We are, after all, constantly exposed to media and pop culture which extol the virtues of casual sex and permissive sexuality. Uncommitted sexual encounters have become culturally normative. A 2012 study by The Kinsey Institute found that up to 80 percent of college students have reported having engaged in hook-up culture. As sexual scripts have changed over the past decades, people – particularly college students – have increasingly had more hook-ups than dates.
It’s understandable that I viewed a Hot Girl Summer in New Zealand as the answer to my post-breakup misery. The only problem, which I overlooked with heedless optimism: I am a highly sensitive person with a preference for intimacy and commitment.

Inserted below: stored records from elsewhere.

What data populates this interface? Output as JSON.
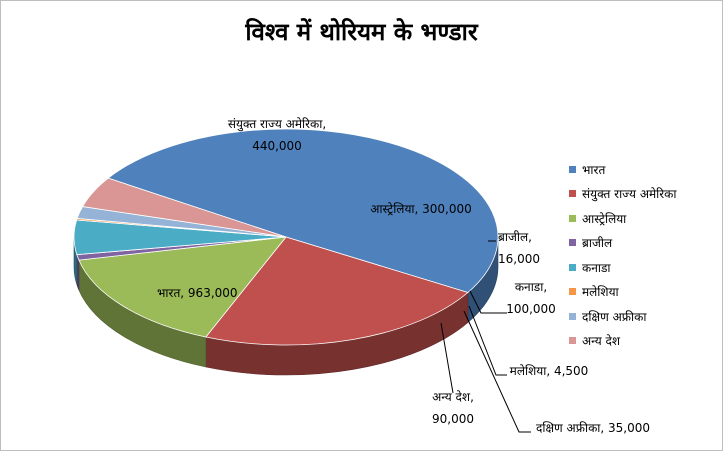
{
  "chart_data": {
    "type": "pie",
    "title": "विश्व में थोरियम के भण्डार",
    "legend_position": "right",
    "slices": [
      {
        "name": "भारत",
        "value": 963000,
        "value_label": "963,000",
        "color": "#4F81BD"
      },
      {
        "name": "संयुक्त राज्य अमेरिका",
        "value": 440000,
        "value_label": "440,000",
        "color": "#C0504D"
      },
      {
        "name": "आस्ट्रेलिया",
        "value": 300000,
        "value_label": "300,000",
        "color": "#9BBB59"
      },
      {
        "name": "ब्राजील",
        "value": 16000,
        "value_label": "16,000",
        "color": "#8064A2"
      },
      {
        "name": "कनाडा",
        "value": 100000,
        "value_label": "100,000",
        "color": "#4BACC6"
      },
      {
        "name": "मलेशिया",
        "value": 4500,
        "value_label": "4,500",
        "color": "#F79646"
      },
      {
        "name": "दक्षिण अफ्रीका",
        "value": 35000,
        "value_label": "35,000",
        "color": "#95B3D7"
      },
      {
        "name": "अन्य देश",
        "value": 90000,
        "value_label": "90,000",
        "color": "#D99694"
      }
    ]
  }
}
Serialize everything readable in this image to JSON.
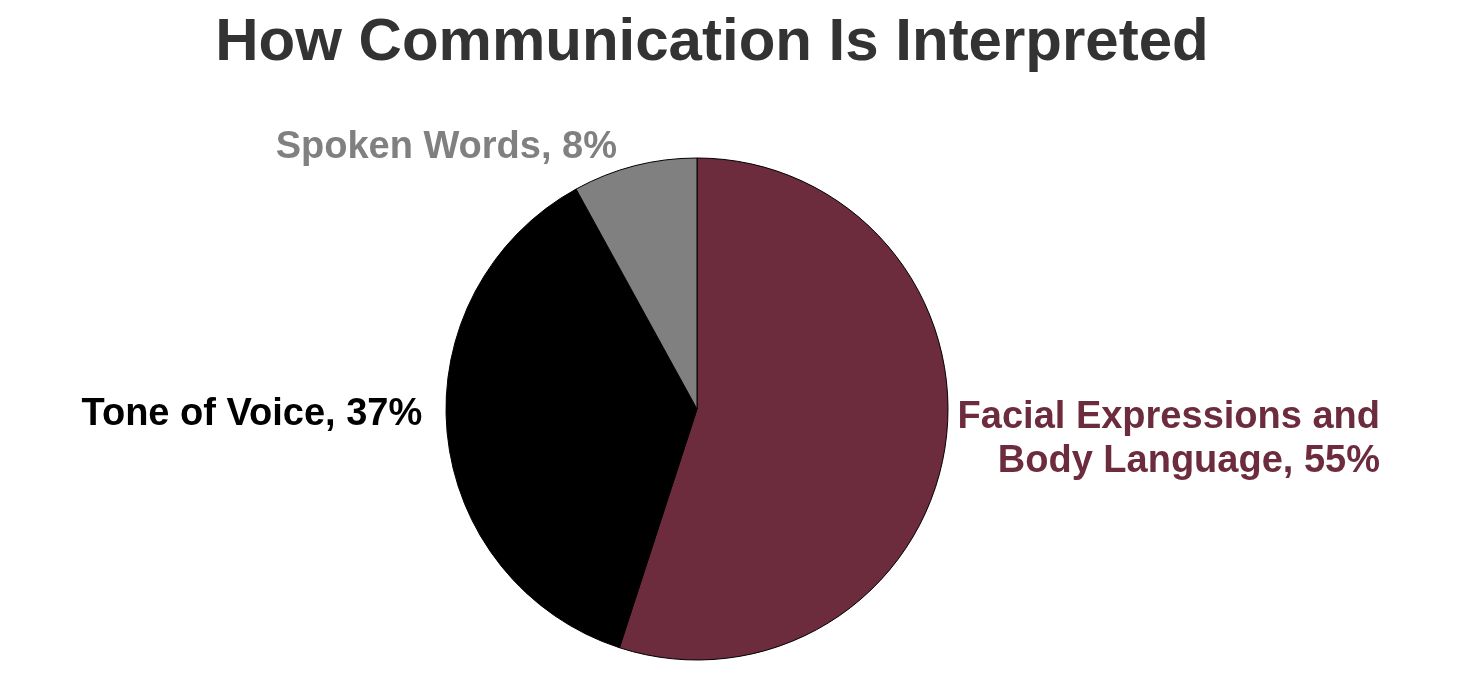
{
  "chart_data": {
    "type": "pie",
    "title": "How Communication Is Interpreted",
    "categories": [
      "Facial Expressions and Body Language",
      "Tone of Voice",
      "Spoken Words"
    ],
    "values": [
      55,
      37,
      8
    ],
    "value_labels": [
      "55%",
      "37%",
      "8%"
    ],
    "colors": [
      "#6d2c3e",
      "#000000",
      "#808080"
    ]
  }
}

A highly sensitive person (HSP) is a term for those thought to have a high measure of sensory processing sensitivity: a deeper central nervous system response to physical, emotional, or social stimuli. The brains of people with sensory processing sensitivity work a little differently than others’ – HSPs tend to be very deeply affected by negative experiences, easily overwhelmed by sensory stimuli, anxiety prone, and very emotional.
Predictably, these traits – while not necessarily weaknesses – do not stack up well against our cultural obsession with hook-up culture, nor did they lend themselves to my envisioned Hot Girl Summer. Being asked out by strangers terrified me. Dates would drain and exhaust me. I overthought everything. Hooking up with random people was, for me, anything but empowering. My so-called Hot Girl Summer aggravated the worst parts of my sensitivity and turned me in to an anxiety-ridden mess.
I craved the blithe safety and deep sense of being known and seen that I felt with my ex, who was my best friend. I coveted the trust. The intimacy. The way that they protected my sensitivity. I missed the sense of meaning that accompanies building a relationship with somebody.
It became clear to me that exploring my sexuality needed to happen in that kind of context. One of trust, emotional connection and Austen-like slow-burn romance. Admittedly, this was difficult for me to reconcile with my internalised societal messaging around dating and the cultural pressure to participate in hook-up culture.
Aside from my sensitivity, there was also the compounding factor of merely being a woman. For all the benefits of hook-up culture, there is also an overwhelming body of evidence that documents significant gender differences in affective reactions to hooking up, skewed in favour of men. Women are more likely to report a negative reaction following a hook-up than men; a 2014 study by Baylor University suggested that the gender difference in regret over hook-ups is linked to negative emotional health outcomes. There is also a disproportionate danger of sexual violence.
This is not to say that women shouldn’t participate in hook-up culture, nor that those who do don’t value romantic intimacy – rather, that it’s okay not to want to engage in a culture centred around casual relationships. You don’t need to date to be whole.
Ultimately, my Hot Girl Summer didn’t go as planned, but it prompted a lot of soul-searching and self-growth, and for that I am thankful.